OPM Breach Reach Expands as Cybercriminals Profit
While the latest news about OPM’s breach is worse than initially revealed, a new security report indicates cybercrime is big business for attackers who receive an estimated 1,425% ROI for malware schemes.
While investigating a cyberattack on the information of about 4 million federal employees, officials discovered “a separate intrusion into OPM systems that may have compromised information related to the background investigations of current, former, and prospective federal government employees, and other individuals for whom a federal background investigation was conducted,” Samuel Schumach, OPM’s press secretary, said.
Reports from Bloomberg and the Associated Press said hackers tapped into as many as 14 million personal records, a number OPM would not confirm, citing its continuing inquiry.
In the meantime, Chicago-based Trustwave released its 2015 Trustwave Global Security Report, which revealed the top cybercrime, data breach and security threat trends from 2014.
The report disclosed how much criminals can profit from malware attacks, which data they target, how they get inside, how long it takes for businesses to detect and contain data breaches, what types of businesses criminals are targeting and where the majority of victims are located.
Trustwave experts gathered the data from 574 breach investigations the company’s SpiderLabs team conducted in 2014 across 15 countries, in addition to proprietary threat intelligence gleaned from the company’s five global Security Operations Centers.
Among the key highlights from the report was that attackers received about $84,100 net revenue for each $5,900 investment.
The majority of victims, 81%, did not detect breaches themselves. The report revealed that self-detection led to quicker containment of a breach.
In 2014, for self-detected breaches, a median of 14.5 days elapsed from intrusion to containment. For breaches detected by an external party, a median of 154 days elapsed from intrusion to containment.
In 2014 Trustwave also discovered 98% of applications tested had at least one vulnerability. The maximum number of vulnerabilities found in a single application was 747. The median number of vulnerabilities per application increased 43% in 2014 from the previous year.
Weak remote access security and weak passwords tied as the vulnerability most exploited by criminals in 2014. Weak remote access security or weak passwords contributed to 94% of POS breaches.
“Password1” was still the most commonly used password. Thirty-nine percent of passwords were eight characters long. The estimated time it took Trustwave security testers to crack an eight-character password was one day. The estimated time it would take to crack a 10-character password was 591 days.
Retail was the most compromised industry making up 43% of Trustwave’s investigations followed by food and beverage (13%) and hospitality (12%). Forty-two percent of investigations were of e-commerce breaches. Forty percent were of POS breaches.

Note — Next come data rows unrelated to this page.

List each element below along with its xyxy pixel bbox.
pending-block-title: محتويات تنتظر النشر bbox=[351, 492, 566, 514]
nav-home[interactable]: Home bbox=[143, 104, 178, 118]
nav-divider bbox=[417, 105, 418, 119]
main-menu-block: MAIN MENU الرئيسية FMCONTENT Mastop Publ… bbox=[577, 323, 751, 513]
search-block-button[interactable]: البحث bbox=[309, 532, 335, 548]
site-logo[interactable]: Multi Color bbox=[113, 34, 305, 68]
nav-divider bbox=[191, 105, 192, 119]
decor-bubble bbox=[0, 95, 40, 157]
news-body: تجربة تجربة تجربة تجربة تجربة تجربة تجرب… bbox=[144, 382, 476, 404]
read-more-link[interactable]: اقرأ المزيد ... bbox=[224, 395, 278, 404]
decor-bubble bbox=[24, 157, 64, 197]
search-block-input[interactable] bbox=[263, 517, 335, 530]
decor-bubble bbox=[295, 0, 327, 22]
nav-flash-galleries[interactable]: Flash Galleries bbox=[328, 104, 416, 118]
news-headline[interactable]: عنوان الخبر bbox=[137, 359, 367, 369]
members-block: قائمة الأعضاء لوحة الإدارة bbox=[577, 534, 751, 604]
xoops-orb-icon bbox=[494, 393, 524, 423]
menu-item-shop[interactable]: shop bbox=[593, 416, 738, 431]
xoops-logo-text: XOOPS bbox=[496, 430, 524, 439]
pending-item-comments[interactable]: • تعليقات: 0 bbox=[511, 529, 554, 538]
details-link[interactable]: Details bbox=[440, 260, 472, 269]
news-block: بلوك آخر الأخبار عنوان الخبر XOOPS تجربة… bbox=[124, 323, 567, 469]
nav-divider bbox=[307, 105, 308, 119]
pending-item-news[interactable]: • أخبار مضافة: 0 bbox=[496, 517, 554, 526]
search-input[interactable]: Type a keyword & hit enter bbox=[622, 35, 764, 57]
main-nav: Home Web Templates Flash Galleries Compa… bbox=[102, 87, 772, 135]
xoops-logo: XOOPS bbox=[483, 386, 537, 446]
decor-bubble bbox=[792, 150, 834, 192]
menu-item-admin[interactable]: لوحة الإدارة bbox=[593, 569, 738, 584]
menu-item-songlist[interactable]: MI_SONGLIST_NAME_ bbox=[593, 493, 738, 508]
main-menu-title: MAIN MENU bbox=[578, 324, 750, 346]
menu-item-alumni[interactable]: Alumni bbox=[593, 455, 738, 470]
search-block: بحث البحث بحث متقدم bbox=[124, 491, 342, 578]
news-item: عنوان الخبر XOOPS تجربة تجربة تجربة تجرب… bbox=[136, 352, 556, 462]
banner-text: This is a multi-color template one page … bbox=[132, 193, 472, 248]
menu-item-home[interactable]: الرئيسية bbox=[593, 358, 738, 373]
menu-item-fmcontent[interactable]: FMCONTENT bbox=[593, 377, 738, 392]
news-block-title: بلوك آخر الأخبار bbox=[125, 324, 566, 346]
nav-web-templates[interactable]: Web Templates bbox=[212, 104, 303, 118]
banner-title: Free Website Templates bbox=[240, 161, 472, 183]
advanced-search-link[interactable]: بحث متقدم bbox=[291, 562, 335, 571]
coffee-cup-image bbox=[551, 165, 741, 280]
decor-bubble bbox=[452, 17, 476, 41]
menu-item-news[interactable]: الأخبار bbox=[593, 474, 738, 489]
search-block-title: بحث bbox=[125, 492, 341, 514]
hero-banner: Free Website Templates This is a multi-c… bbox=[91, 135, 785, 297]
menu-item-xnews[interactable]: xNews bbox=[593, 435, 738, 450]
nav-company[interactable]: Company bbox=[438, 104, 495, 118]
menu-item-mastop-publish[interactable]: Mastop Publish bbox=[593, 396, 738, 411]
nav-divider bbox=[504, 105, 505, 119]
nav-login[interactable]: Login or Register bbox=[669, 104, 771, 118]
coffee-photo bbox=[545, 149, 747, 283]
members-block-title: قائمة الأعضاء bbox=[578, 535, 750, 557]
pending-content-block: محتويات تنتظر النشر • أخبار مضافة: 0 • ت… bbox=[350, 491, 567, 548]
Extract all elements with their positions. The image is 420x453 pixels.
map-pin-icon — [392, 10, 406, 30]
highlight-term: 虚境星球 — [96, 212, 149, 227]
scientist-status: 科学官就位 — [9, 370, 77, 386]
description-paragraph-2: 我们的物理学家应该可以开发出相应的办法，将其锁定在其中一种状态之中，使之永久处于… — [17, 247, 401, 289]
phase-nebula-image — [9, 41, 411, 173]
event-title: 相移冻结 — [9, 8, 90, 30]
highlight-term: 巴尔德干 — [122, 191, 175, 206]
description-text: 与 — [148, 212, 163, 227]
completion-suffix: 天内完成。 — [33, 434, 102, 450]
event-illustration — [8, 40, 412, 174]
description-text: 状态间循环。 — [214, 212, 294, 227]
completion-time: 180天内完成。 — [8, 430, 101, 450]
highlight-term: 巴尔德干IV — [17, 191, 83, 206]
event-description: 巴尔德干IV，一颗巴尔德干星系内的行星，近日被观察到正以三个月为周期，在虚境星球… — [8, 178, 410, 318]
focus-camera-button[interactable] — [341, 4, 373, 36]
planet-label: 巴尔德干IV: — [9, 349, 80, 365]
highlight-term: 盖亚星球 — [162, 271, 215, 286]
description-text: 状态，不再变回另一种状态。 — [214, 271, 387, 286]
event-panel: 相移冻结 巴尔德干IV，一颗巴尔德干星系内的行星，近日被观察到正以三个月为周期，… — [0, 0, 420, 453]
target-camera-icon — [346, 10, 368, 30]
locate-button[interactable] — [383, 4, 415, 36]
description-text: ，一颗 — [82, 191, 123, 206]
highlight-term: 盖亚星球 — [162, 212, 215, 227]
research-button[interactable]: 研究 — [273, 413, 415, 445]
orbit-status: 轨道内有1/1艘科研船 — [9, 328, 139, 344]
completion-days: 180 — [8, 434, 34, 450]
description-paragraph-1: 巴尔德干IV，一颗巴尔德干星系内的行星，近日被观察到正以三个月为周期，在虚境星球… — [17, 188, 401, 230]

In 31% of cases Trustwave investigators found attackers targeted payment card track data. Track data is the information on the back of a payment card that’s needed for an in-person transaction.
“To defend against today’s sophisticated criminals, businesses must see attacks from their front windshield instead of their rear view mirror,” Trustwave Chairman, CEO and President Robert J. McCullen said.
The FBI recently released a warning about a new Punkey malware, uncovered by Trustwave, which scans and scrapes un-coded, plaintext credit card information in the RAM of payment-processing devices such as card readers and POS terminals.
The malware inserts itself into computers, performs system scans, encrypts hacked information, and then connects to remote servers used to store and retrieve stolen credit card data. Cybercriminals then post appropriated data for sale online.